Les applications mobiles ne sont pas la panacée. Nous attendons encore un concept bouleversant, une nouvelle génération qui dépassera ces controverses. Plutôt que de céder à la technophobie, il convient de se rappeler que toute invention présente un danger et que l'humanité a toujours tenté de corriger ce problème : nous avons équipé nos couteaux de manche et nous isolons nos fils électriques.
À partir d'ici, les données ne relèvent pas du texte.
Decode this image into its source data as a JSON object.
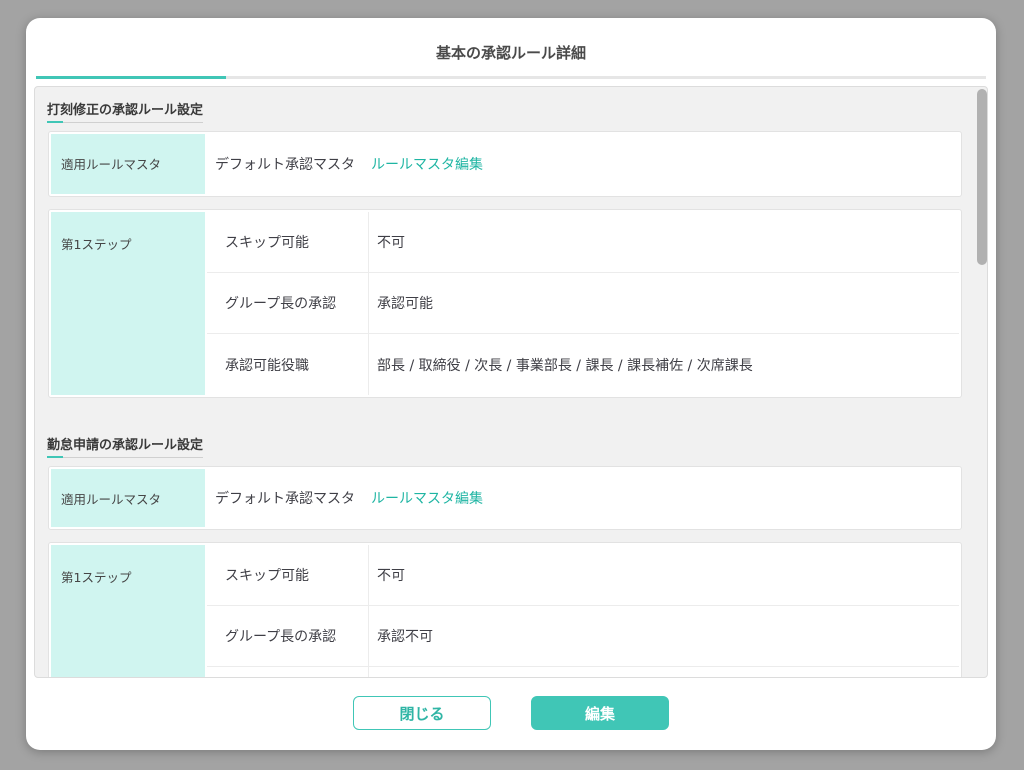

Bientôt nous devrons inventer des solutions nouvelles pour garantir à la fois notre liberté et notre sécurité.
Les objets connectés intègrent nos données personnelles pour s'adapter et cela ouvre la porte à des avenirs sombres ou lumineux selon les choix que nous ferons. Quand verrai-je un jeu ou une application capable de devenir mon assistant intelligent, qui me suivrait partout et tout le temps ?
Terminons en imaginant un instant des machines bienveillantes qui nous seconderaient, comme celles qui peuplent les romans d'Isaac Asimov. Des programmes, omniprésents grâce au réseau, pour assister les Humains et les protéger, sans jamais les espionner ou les étouffer, comme le font les parents pour leurs enfants.
Je trouve ce texte très instructif et ouvre la porte vers une amélioration possible des nouvelles technologies.